These sprouts have quite a peppery taste and like all cruciferous vegetables, they are best eaten either raw or just lightly cooked.

Brussel sprouts are also a non-starchy vegetable with a low GL - one of the vegetables that you can eat a lot of without it affecting your weight. (See Low GL Carbohydrates)

If you are shuddering at the thought of boiled Brussel sprouts accompanying a turkey dinner, try eating them the way I do – finely shredded and added raw to a salad, or at the last minute to a soup or curry.

I make a lot of soups, curries and casseroles at this time of the year and I love both the added crunch and peppery taste that you get when you top these dishes with raw, finely sliced Brussel sprouts.

Brussel Sprout, Ricotta And Feta Cheese Bake

Here’s another idea for the use of these tasty healthy Brussel sprouts – a Brussel sprout, ricotta and feta cheese bake.

1 tablespoon olive oil

8 Brussel sprouts – outer leaves removed and finely sliced

4 spring onions – finely sliced

1 garlic clove – crushed

2 large handfuls of spinach leaves

4 large eggs

250g, 9oz, ricotta

100g, 3½oz Feta cheese - crumbled

12 small tomatoes (like cherry or plum tomatoes) - halved

  1. 1. Pre-heat the oven to 220C/Fan 200C/gas 7. Add 1 tablespoon olive oil to a frying pan over a medium-hot heat.
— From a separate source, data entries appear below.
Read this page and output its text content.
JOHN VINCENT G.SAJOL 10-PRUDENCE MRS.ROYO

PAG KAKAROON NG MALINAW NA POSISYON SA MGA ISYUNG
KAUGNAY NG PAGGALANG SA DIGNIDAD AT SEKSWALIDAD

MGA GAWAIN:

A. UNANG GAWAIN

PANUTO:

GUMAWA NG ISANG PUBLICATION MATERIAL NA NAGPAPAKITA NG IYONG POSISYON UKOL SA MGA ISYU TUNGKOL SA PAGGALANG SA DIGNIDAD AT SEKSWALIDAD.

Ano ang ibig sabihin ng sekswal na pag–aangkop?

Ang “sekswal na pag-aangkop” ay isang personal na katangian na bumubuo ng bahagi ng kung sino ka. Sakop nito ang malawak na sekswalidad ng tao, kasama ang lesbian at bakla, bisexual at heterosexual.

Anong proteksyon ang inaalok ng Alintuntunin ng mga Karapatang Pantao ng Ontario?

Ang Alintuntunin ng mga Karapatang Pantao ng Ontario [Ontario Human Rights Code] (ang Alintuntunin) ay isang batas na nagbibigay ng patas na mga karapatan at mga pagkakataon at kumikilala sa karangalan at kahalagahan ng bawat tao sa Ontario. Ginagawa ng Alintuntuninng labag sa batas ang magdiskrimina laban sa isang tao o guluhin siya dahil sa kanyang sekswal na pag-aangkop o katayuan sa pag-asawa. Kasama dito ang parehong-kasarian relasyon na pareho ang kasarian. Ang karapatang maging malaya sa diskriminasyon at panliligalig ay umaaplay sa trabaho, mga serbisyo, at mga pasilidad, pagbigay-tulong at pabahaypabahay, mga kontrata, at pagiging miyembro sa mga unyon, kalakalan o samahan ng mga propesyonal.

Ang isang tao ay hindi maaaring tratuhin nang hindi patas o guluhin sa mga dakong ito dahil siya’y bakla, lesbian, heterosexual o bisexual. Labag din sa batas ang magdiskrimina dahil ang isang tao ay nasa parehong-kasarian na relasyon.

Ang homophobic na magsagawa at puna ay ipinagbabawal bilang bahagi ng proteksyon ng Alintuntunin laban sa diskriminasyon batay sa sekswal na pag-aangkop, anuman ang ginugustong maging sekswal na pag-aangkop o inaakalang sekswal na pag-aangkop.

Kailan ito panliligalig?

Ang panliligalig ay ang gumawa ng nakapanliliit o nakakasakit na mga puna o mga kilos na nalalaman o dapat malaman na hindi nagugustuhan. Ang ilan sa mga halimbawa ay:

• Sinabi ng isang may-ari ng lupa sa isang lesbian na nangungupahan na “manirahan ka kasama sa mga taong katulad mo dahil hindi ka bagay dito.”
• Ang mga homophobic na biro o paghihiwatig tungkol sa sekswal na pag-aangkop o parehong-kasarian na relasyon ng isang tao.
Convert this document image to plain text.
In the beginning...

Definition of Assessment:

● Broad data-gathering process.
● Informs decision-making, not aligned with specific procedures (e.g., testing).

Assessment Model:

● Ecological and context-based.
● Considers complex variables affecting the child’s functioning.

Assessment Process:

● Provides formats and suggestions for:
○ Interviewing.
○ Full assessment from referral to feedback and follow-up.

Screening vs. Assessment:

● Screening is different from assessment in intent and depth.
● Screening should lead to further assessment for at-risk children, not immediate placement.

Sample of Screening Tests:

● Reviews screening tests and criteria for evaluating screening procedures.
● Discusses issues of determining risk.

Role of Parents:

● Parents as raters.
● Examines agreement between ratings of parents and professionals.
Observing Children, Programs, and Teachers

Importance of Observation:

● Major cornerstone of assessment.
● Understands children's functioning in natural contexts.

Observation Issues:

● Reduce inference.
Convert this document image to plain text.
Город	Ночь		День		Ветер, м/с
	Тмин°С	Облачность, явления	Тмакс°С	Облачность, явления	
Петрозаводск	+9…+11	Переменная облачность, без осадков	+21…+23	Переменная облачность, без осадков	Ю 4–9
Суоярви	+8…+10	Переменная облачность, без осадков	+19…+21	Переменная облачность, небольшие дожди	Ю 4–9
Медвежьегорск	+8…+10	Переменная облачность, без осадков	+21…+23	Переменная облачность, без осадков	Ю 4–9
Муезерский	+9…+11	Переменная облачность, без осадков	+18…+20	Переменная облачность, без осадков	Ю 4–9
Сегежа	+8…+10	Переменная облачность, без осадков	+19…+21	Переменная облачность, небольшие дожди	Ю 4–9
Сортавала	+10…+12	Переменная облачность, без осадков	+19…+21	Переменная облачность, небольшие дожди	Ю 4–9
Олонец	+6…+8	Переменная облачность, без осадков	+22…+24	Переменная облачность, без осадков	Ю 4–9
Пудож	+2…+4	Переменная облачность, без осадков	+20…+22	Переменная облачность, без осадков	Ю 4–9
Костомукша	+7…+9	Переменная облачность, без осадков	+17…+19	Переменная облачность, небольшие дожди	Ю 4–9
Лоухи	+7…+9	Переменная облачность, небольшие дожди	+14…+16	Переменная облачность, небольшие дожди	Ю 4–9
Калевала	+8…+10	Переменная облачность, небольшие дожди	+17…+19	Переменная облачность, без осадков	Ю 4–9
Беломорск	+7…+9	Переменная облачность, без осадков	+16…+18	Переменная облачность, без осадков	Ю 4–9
Once the oil is hot, add the crushed garlic to the pan and stir-fry for a minute, then the finely sliced sprouts and spring onions and fry for a further 30 seconds.  Add the spinach to the pan and stir-fry for a further minute, until the spinach has wilted somewhat. Take the pan off the heat and let the vegetables cool down.
  2. 2. Beat the eggs and ricotta in a bowl, stir in the crumbled feta cheese and season with salt and pepper. Add the vegetable mix to the bowl and mix well.
  3. 3. Lightly butter a medium-sized oven-proof dish, and pour in the egg and vegetable mix. Top the egg and vegetable mixture with the tomato halves. Place the dish in the oven and bake for 15 – 18 minutes – until just set and golden.